Первый стоматолог (GP) имел более чем пятнадцатилетний опыт работы в области имплантологиитрадиционным методом и более чем десятилетний опыт работы в s-CAI. Второй (FD) был стоматологом-аспирантом, абсолютным новичком в общей стоматологической практике. Имплантаты устанавливались независимо в разных местах, предназначенных для выполнения процедуры, и записывалось затраченное время. Для каждой модели был использован новый комплект фрез, чтобы устранить влияние износа инструмента. Время работы было записано в секундах и обработано статистически.
После этого имплантированные модели были еще раз подвергнуты КЛКТ-сканированию, и данные DICOM были импортированы в программное обеспечение, упомянутое выше (метод № 1).
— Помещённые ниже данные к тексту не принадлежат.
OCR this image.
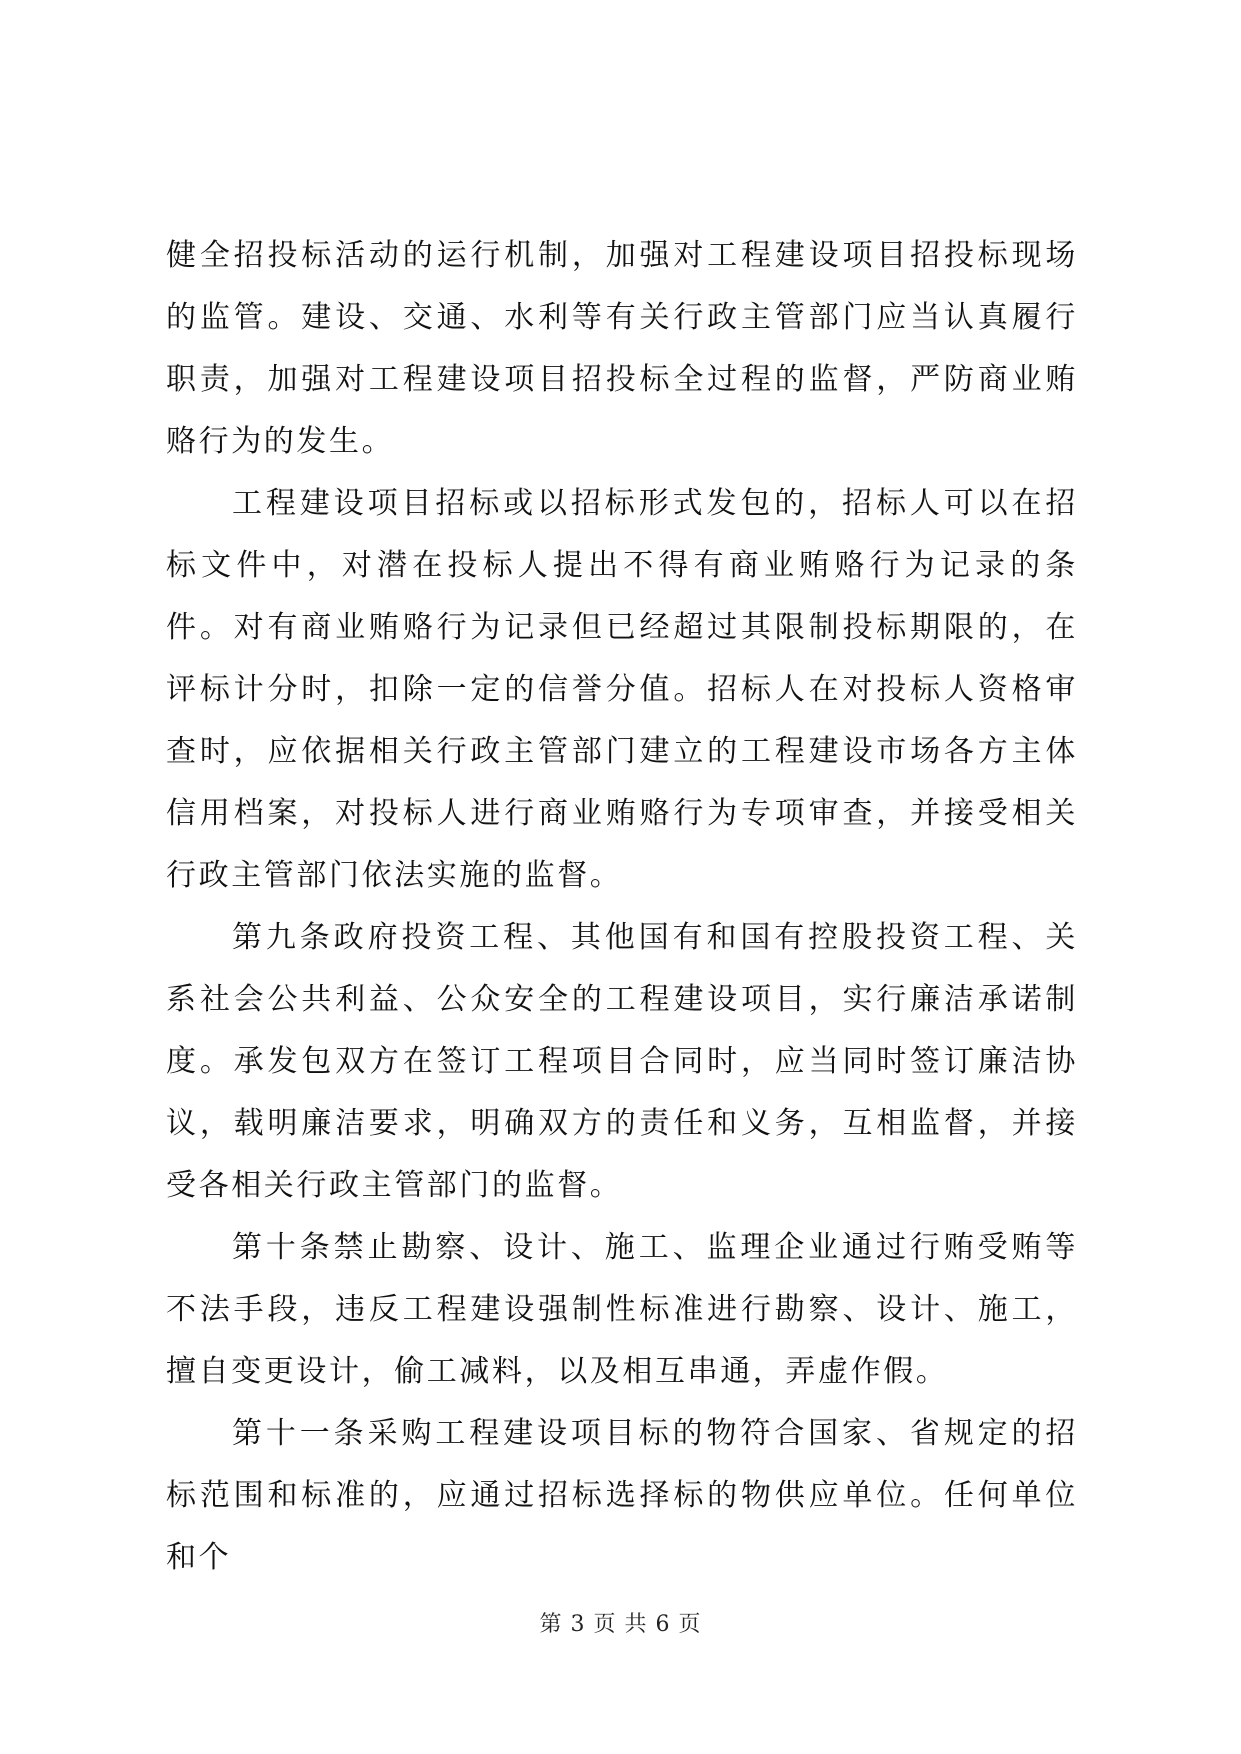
健全招投标活动的运行机制，加强对工程建设项目招投标现场的监管。建设、交通、水利等有关行政主管部门应当认真履行职责，加强对工程建设项目招投标全过程的监督，严防商业贿赂行为的发生。

工程建设项目招标或以招标形式发包的，招标人可以在招标文件中，对潜在投标人提出不得有商业贿赂行为记录的条件。对有商业贿赂行为记录但已经超过其限制投标期限的，在评标计分时，扣除一定的信誉分值。招标人在对投标人资格审查时，应依据相关行政主管部门建立的工程建设市场各方主体信用档案，对投标人进行商业贿赂行为专项审查，并接受相关行政主管部门依法实施的监督。

第九条政府投资工程、其他国有和国有控股投资工程、关系社会公共利益、公众安全的工程建设项目，实行廉洁承诺制度。承发包双方在签订工程项目合同时，应当同时签订廉洁协议，载明廉洁要求，明确双方的责任和义务，互相监督，并接受各相关行政主管部门的监督。

第十条禁止勘察、设计、施工、监理企业通过行贿受贿等不法手段，违反工程建设强制性标准进行勘察、设计、施工，擅自变更设计，偷工减料，以及相互串通，弄虚作假。

第十一条采购工程建设项目标的物符合国家、省规定的招标范围和标准的，应通过招标选择标的物供应单位。任何单位和个

第 3 页 共 6 页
Изображения были сопоставлены без сегментации имплантатов и преобразования данных STL.
Оптическое сканирование полимерных моделей проводилось с помощью лабораторного сканера (EGS dscan3) и внутриротового сканера (3 ShapeTrios, Копенгаген, Дания) после установки скан-абатментов, как в методах № 2 и №3.
Данные сканирования, полученные тремя методами, экспортированные в виде данных STL, были проанализированы объемно, а виртуальные модели до и после операции и имплантаты были сопоставлены с помощью программного обеспечения GOM. Результат был особым образом экспортирован и загружен в программное обеспечение Meshmixer, которое смогло удалить накладывающиеся поверхности моделей, сохранив при этом поверхности имплантатов (рис. 2).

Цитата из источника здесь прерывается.